На следующее утро он почти не поверил, когда Анджело сообщил ему, что отныне они ежедневно по часу будут гулять на площади.
— Но, конечно, не во время карнавала! — добавил учитель сердито. А потом сказал не слишком уверенно и чуть воинственно, словно не одобрял этого: — Ваш отец говорит, что вы уже достаточно взрослый для этого.
7
После кратких мгновений, проведенных с молодым маэстро, Гвидо стало казаться, что либо он отмечен каким-то знаком, дающим дар всевидения, либо с его глаз была удалена болезненная пелена: весь мир оказался исполнен соблазна. Теперь каждую ночь он лежал в постели и не мог заснуть: отовсюду из темноты доносились звуки любовных соитий. А в оперном театре женщины откровенно улыбались ему.
Наконец однажды вечером, когда другие кастраты готовились ко сну, он отправился в дальний конец коридора на верхнем этаже. Ночь укрыла его от посторонних глаз, когда, полностью одетый, он сел на подоконник, вытянув одну ногу. Прошел, кажется, целый час, потом начали появляться чьи-то неразличимые в темноте тени, захлопали двери, и наконец в лунном свете показалась фигура Джи-но, поманившего его согнутым пальцем.
В уютном и чистом чуланчике для хранения белья Джино подарил ему самое долгое, самое восхитительное объятие.
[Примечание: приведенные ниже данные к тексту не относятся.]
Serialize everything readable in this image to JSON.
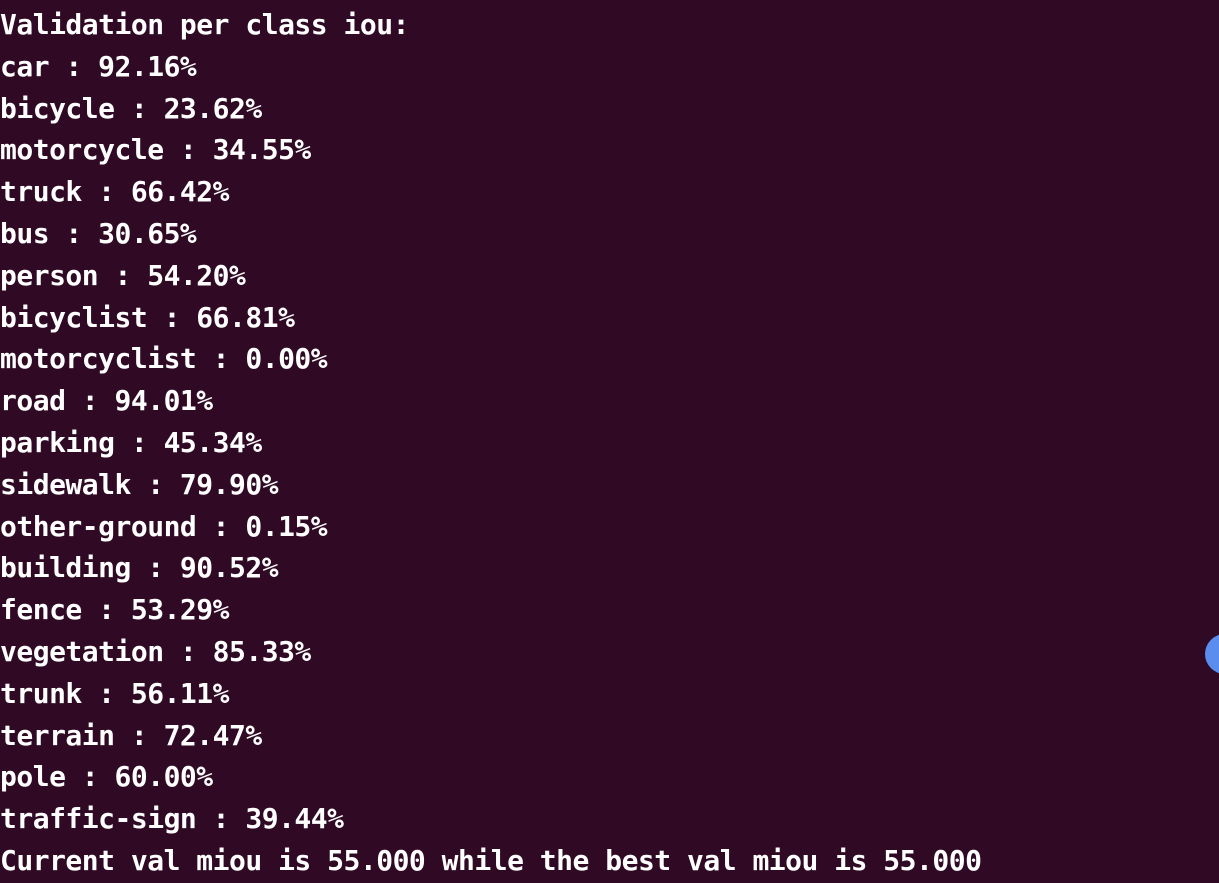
{
  "terminal": {
    "header": "Validation per class iou:",
    "lines": [
      "car : 92.16%",
      "bicycle : 23.62%",
      "motorcycle : 34.55%",
      "truck : 66.42%",
      "bus : 30.65%",
      "person : 54.20%",
      "bicyclist : 66.81%",
      "motorcyclist : 0.00%",
      "road : 94.01%",
      "parking : 45.34%",
      "sidewalk : 79.90%",
      "other-ground : 0.15%",
      "building : 90.52%",
      "fence : 53.29%",
      "vegetation : 85.33%",
      "trunk : 56.11%",
      "terrain : 72.47%",
      "pole : 60.00%",
      "traffic-sign : 39.44%"
    ],
    "summary": "Current val miou is 55.000 while the best val miou is 55.000"
  },
  "colors": {
    "background": "#300a24",
    "text": "#ffffff",
    "indicator": "#5b8def"
  }
}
Всю ночь они лежали на постели из сложенных простыней, и наслаждение накатывало головокружительными волнами, то утихая, то снова и снова возрождаясь, чтобы длиться вечно. Кожа Джино была бархатистой и душистой, его рот — сильным, а пальцы — бесстрашными. Он нежно играл с ушами Гвидо, легонько теребил соски, целовал волосы между ног и с огромным терпением подводил его к высшим моментам страсти.
В последующие ночи Джино поделился новым партнером с Альфредо, а потом и с Алонсо. Иногда они лежали в темноте вдвоем, а иногда и втроем. Для них не было ничего необычного в том, чтобы один обнимал сверху, а другой снизу, и острые удары Альфредо почти причиняли Гвидо боль, в то время как жадный, ненасытный рот Алонсо доводил его до экстаза.
Но настал день, когда более грубые и бездушные совокупления с обыкновенными студентами отвлекли Гвидо от этих утонченно сдержанных соитий. Он совсем не боялся настоящих мужчин и не подозревал, что его собственный грозный вид все время отпугивал их.
Но потом и эти грубые, волосатые молодые люди разонравились ему.
В них было что-то такое примитивное, что вскоре совершенно наскучило Гвидо.
Он хотел евнухов, приятных и искусных знатоков тела.
И еще он хотел женщин.
Случайно или нет, но именно с женщинами испытал он максимальное приближение к полному удовлетворению. Приближением оно было только потому, что он не испытывал любви. Иначе оно поглотило бы его полностью. Бедные, вечно немытые уличные девчонки были его любимицами. Они радовались золотой монете, обожали его мальчишескую внешность и считали его одежду и манеры восхитительными. Он быстро раздевал их в комнатушках отведенных для этих целей дешевых таверен, и им дела не было до того, что он евнух, возможно потому, что они надеялись получить от него хоть капельку нежности; а если и так, то ему было все равно, ведь он их больше не увидит, и всегда найдется много других взамен.